AMES, Iowa – Parasitic worms pose a major global health threat to both humans and animals, but a major study that sequenced the genomes of scores of worms could lead to new and more efficient ways to treat the illnesses they cause.
Tim Day, professor biomedical sciences in Iowa State University’s College of Veterinary Medicine, co-authored the study, published recently in the academic journal Nature Genetics. An international team of scientists conducted genomic studies of 81 worm species, including 45 that had never been sequenced before, and documented nearly a million new genes. With further study, some of those genes might present promising targets for new medical treatments to combat parasitic worms, Day said.
One in four humans carries a parasitic worm, he added, and infection rates are significantly higher in the developing world. River blindness and hookworm disease are perennial threats in tropical regions, and Day has spent years studying schistosomes, small flatworms that sicken more than 200 million people every year, according to the World Health Organization. In the animal world, the agricultural and veterinary industries continue to look for better ways to protect pets and livestock.
The comparative genomics study, the largest to date, looks at both nematodes, or roundworms, and platyhelminthes, or flatworms. The research identified gene families associated with critical functions for the worms, including genes that allow the parasites to overcome the immune responses of hosts, enable the worms to travel through host tissues and allow the parasites to feed. New treatments that impair those gene families could combat the diseases they cause, Day said.
The researchers found that some of those gene families show up in more than one species, meaning a single treatment could be effective against multiple parasites, spanning roundworms and flatworms.
“Not very long ago, the idea of having the entire genome of a single worm available to us was pretty awesome,” Day said. “Now, in one publication, we have the data from 81 different worms. The sheer volume and amplitude of this work gives us an opportunity to find commonalities among different species that was never possible before.”
Nic Wheeler, a former ISU graduate student in Day’s lab and a current postdoctoral researcher at the University of Wisconsin–Madison, searched the newly sequenced genomes for the presence and abundance of proteins that have served as successful therapeutic targets for a wide range of other infectious diseases.
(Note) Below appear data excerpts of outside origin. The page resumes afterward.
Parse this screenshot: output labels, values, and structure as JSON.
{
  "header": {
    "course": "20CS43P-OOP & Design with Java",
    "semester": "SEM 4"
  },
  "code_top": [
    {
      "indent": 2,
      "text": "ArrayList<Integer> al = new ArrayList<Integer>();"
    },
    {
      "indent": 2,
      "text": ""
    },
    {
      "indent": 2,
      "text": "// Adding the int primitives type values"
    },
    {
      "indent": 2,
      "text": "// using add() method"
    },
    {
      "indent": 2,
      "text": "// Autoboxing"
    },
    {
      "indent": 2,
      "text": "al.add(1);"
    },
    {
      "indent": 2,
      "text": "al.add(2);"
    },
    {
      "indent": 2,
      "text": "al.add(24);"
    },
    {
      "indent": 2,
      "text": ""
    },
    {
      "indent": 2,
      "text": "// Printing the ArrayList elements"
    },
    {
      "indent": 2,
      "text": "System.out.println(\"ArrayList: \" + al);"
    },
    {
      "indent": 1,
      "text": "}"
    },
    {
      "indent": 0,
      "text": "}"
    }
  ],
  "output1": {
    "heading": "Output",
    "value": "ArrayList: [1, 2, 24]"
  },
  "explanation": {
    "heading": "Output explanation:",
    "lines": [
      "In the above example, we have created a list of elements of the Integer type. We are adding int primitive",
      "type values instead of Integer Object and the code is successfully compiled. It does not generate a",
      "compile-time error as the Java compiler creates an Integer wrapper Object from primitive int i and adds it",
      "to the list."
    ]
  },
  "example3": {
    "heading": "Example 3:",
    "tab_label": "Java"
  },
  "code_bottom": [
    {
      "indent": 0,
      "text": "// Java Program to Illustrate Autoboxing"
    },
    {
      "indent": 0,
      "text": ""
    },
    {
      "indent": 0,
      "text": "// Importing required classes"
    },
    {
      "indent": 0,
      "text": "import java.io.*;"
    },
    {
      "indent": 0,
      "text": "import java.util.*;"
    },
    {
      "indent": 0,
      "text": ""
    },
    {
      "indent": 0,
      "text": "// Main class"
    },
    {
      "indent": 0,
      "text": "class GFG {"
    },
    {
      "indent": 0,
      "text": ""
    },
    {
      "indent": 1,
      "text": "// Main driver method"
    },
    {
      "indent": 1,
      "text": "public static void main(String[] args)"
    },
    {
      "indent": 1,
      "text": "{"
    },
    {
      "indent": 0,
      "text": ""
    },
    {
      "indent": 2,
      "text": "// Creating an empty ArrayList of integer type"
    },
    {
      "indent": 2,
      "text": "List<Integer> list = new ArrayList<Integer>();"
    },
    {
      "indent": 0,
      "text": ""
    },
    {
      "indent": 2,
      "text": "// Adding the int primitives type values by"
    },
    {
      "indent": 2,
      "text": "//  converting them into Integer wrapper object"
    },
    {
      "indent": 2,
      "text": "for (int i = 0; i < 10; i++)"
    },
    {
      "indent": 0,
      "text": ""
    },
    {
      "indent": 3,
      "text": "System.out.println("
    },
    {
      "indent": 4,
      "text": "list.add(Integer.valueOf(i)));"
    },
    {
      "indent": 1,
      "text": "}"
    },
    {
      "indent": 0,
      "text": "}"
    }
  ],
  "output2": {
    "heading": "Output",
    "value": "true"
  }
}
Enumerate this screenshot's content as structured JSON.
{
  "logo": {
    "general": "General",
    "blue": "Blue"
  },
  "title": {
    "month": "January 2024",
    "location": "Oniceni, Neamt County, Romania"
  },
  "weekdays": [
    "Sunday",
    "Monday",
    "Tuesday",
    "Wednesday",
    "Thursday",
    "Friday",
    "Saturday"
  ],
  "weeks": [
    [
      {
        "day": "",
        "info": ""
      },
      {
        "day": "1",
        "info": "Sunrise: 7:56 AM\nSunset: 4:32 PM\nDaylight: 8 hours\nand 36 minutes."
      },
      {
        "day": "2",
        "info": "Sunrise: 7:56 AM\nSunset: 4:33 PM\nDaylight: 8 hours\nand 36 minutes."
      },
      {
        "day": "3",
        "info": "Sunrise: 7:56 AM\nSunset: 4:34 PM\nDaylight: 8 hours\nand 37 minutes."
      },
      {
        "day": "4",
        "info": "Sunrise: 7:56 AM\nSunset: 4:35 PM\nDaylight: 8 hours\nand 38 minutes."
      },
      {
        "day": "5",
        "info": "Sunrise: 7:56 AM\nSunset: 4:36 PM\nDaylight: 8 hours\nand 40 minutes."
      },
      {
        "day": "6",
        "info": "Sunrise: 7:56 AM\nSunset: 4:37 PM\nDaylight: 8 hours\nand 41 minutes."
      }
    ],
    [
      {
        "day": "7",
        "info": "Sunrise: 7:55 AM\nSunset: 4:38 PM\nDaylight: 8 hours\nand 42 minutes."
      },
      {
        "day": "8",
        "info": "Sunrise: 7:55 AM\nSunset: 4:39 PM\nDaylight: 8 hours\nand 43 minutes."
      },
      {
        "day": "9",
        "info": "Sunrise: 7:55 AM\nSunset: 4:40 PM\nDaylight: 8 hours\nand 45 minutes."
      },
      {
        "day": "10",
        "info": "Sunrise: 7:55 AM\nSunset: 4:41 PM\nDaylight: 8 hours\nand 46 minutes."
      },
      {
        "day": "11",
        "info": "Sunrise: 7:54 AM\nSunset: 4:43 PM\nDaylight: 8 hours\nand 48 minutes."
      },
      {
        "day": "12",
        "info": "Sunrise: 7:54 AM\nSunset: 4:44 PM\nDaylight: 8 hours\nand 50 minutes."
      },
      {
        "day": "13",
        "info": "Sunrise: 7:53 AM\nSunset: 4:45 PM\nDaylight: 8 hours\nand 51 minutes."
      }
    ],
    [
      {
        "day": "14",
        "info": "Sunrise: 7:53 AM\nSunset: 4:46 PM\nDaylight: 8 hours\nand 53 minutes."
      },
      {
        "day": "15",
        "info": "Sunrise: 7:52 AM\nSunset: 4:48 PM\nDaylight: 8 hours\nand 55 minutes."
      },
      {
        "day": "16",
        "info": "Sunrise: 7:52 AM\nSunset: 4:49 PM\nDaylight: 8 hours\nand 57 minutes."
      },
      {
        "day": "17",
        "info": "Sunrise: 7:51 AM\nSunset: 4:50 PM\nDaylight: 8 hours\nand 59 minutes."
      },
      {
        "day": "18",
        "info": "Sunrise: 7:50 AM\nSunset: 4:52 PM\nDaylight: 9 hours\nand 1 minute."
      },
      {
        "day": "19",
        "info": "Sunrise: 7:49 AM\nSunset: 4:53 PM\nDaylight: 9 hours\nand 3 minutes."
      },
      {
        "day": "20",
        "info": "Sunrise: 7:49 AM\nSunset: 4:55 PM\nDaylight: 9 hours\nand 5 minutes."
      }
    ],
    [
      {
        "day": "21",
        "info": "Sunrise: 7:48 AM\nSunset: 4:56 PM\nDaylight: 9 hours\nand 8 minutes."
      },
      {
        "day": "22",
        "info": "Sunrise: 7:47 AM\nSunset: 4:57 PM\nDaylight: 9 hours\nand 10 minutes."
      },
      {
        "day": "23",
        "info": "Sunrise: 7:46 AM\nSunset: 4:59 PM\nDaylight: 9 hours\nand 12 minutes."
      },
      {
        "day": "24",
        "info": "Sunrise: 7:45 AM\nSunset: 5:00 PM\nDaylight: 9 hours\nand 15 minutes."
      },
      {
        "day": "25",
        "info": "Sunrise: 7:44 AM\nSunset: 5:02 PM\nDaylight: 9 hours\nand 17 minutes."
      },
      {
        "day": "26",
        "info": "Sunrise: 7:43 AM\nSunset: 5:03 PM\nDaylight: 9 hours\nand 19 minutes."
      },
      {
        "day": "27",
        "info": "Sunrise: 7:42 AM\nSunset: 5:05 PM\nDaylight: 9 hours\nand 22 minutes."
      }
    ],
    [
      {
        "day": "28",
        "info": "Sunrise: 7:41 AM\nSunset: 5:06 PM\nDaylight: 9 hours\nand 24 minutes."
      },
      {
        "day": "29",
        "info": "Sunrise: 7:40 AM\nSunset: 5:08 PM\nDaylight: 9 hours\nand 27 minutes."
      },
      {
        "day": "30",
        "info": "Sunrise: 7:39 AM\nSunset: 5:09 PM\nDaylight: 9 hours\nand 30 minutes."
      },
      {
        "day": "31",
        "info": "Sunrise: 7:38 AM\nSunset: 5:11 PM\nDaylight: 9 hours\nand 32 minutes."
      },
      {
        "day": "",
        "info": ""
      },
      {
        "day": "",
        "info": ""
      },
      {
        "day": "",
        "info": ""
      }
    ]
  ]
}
The new data reveal important genetic lines that are highly conserved among all parasitic worms, and some that are unique to just roundworms or flatworms.
“For decades, we and others have studied these historical drug targets without really understanding their breadth and conservation within the entirety of the flatworm and roundworm parasites,” Wheeler said. “This dataset gives us a much broader view of the biological importance of these targets, and it enables new avenues of inquiry into how we can exploit them for new therapies.”